The law, in particular the sheriff's office of Colt's own Island County, was not, to put it mildly, amused. When he was asked on CBC TV about Colt's Robin Hood hero status, Sheriff Mark Brown's round-and-ruddy face turned a new hue.
"He's certainly not my hero," he said, adding ominously, "I hope that you and I and everybody else, when he does make that fatal mistake, are not responsible for something other than an arrest being made without an incident."
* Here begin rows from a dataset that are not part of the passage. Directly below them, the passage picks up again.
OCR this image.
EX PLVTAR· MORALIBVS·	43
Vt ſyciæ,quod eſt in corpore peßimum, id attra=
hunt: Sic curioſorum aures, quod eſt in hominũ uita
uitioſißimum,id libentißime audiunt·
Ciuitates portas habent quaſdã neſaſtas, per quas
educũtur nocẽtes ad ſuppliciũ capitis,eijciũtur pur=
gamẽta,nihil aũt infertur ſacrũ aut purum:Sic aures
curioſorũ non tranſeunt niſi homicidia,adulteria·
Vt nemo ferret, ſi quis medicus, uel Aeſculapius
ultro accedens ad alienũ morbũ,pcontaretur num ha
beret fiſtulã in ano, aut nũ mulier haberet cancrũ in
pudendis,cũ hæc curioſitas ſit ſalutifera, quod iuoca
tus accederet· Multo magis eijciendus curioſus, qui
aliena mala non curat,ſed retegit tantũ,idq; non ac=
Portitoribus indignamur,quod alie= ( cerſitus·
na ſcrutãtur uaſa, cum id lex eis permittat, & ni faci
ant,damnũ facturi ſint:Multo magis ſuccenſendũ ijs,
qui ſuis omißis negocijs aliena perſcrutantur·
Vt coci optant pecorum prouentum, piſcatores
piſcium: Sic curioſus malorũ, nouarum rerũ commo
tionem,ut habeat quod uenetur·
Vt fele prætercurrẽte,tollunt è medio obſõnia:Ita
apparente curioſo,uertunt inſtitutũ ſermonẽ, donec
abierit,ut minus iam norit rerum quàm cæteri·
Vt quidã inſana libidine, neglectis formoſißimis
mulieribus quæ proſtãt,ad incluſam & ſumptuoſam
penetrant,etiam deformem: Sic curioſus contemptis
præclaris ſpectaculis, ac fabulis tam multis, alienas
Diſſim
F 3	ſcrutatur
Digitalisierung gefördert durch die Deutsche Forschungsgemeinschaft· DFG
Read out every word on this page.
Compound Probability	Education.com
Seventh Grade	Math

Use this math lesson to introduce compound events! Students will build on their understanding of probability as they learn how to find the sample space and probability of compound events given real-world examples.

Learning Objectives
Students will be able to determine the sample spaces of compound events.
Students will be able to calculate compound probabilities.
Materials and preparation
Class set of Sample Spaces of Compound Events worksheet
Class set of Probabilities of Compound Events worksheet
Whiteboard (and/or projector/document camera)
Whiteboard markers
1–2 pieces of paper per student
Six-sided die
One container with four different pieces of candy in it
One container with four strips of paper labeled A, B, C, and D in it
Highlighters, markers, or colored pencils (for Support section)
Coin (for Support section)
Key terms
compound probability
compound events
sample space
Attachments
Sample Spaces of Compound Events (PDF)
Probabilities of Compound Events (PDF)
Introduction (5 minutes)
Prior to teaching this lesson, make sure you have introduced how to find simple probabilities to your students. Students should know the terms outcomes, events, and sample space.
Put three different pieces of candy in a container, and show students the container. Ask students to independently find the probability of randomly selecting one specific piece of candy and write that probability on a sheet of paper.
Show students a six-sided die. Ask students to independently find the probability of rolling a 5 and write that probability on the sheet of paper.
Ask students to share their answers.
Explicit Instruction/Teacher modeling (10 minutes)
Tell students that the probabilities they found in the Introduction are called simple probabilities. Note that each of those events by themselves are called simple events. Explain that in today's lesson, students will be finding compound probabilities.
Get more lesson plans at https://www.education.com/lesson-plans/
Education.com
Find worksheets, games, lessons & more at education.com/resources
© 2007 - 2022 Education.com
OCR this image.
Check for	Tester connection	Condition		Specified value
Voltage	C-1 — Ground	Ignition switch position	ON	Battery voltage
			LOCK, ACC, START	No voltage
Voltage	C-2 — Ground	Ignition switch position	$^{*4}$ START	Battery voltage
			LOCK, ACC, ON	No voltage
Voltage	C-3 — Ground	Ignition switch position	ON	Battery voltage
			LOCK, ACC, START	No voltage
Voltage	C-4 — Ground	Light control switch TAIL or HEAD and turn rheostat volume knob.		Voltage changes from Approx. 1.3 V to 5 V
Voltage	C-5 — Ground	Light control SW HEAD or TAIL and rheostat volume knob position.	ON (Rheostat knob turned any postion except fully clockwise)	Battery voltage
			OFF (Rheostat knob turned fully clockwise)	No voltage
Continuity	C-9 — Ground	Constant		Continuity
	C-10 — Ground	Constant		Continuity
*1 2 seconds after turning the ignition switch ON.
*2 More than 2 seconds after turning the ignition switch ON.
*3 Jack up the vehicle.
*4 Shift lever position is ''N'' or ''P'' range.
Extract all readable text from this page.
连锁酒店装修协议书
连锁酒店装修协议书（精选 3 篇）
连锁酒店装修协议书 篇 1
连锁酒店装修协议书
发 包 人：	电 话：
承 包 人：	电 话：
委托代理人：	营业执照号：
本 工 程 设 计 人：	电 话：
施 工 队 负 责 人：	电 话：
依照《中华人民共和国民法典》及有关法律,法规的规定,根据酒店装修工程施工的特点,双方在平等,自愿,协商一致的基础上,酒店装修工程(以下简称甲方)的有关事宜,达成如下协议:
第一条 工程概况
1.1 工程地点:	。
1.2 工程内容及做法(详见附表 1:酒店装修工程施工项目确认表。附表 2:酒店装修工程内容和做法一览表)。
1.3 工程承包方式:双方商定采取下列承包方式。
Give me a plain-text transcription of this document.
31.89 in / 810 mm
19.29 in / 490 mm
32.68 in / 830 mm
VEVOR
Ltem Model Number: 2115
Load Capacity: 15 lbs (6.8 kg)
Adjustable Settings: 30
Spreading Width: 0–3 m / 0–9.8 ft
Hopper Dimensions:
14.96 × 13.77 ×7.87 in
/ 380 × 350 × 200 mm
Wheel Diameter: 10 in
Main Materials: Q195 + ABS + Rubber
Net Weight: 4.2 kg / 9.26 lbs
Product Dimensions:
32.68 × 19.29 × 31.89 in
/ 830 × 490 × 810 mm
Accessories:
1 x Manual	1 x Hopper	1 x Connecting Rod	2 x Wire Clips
LYING JUST 30 MILES north of Camano and offering some 3,000 ready-to-pluck vacation homes, the San Juan Islands and in particular Orcas, the largest and most heavily wooded of the archipelago became Colt's second-happiest hunting ground. Floating out here in Puget Sound, on America's far western frontier, Orcas collects more than its share of the anti-authority-minded. When about 100 of us gathered around a huge bonfire just before Halloween to drink beer and chow on barbecued venison (called "hillside salmon" when it's out of season), talk naturally turned to Colt. Everyone knew his victims or at least frequented their restaurants and shops. One guy had been hit twice, his store burgled and then his boat allegedly stolen and run aground during another getaway. Between slurred extremes of "I'm glad he's sticking it to the cops" and "Hope he sticks his head in my house, 'cause he'll die of lead poisoning," there was a universal appreciation of Colt's balls and brains.